Through the Roof
On December 11, 2015, the Medián Public Opinion and Market Research Institute—one of the most reliable polling companies in Hungary—published the results of a November survey in which 51 percent of eligible voters with an established party preference reported that they would vote for ruling party Fidesz, compared to 27 percent for five democratic left-liberal parties, 21 percent for the radical-nationalist Jobbik party and one percent for the Workers’ Party (source in Hungarian). Medián, which began operating at the time of Hungary’s transition from communism to democracy in 1989, noted that no governing party had ever recorded such high support among sure voters in a company poll conducted more than a year and a half after a National Assembly election as Fidesz did in November 2015.
A total of 34 percent of all those surveyed in Medián’s November poll said that they supported Fidesz over all other parties—up from 32 percent in September, 28 percent in May and 24 percent in March. According to Medián, the November polling results indicate that over the past year Fidesz has either gained or regained 650,000 supporters in a country with a total population of around 9.9 million. A total of 46 percent of respondents in the November poll said that they believed the Orbán government was doing a good job, up from 41 percent in September, 38 percent in May and 35 percent in March.

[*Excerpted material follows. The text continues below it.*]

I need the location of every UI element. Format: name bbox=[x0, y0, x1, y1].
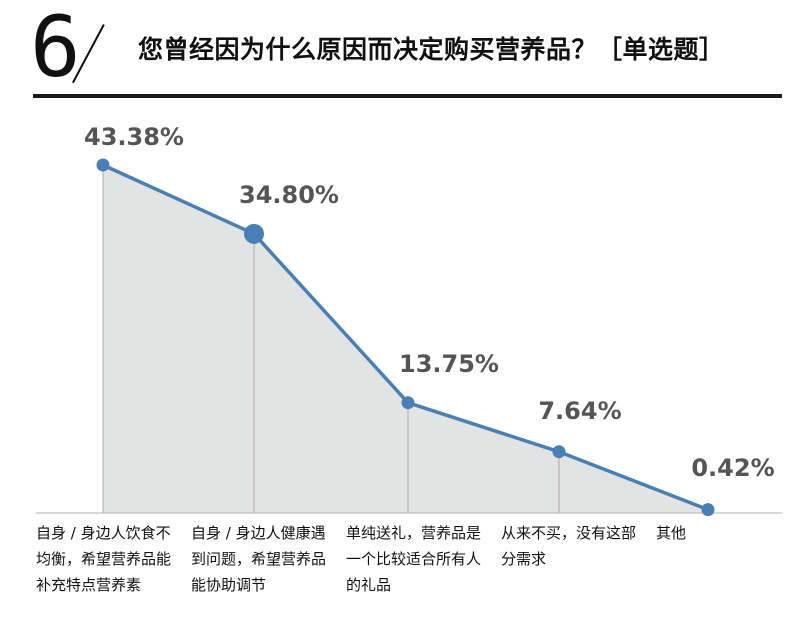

The results of Medián’s November 2015 poll further support the conclusion that the anti-migration policies and propaganda of the Orbán government have served to greatly enhance its domestic popularity (see: Viktor’s Anti-Migration Gambit Pays Off; The Röszke Telephones; The Curtain Falls Again; Hungary and the Great Migration; Sign War I; and National Consultation on Immigration and Terrorism). And following the confirmation at the Twenty-Sixth Congress of Fidesz on December 13, 2015 that Orbán will stand as the party’s candidate for prime minister in 2018 National Assembly elections (source in Hungarian), Medián’s November polling results also suggest that only an extraordinary and currently unforeseeable political or personal occurrence will prevent Hungary’s illiberal head of government from remaining in power for at least six and a half more years (see The Start of Something Big).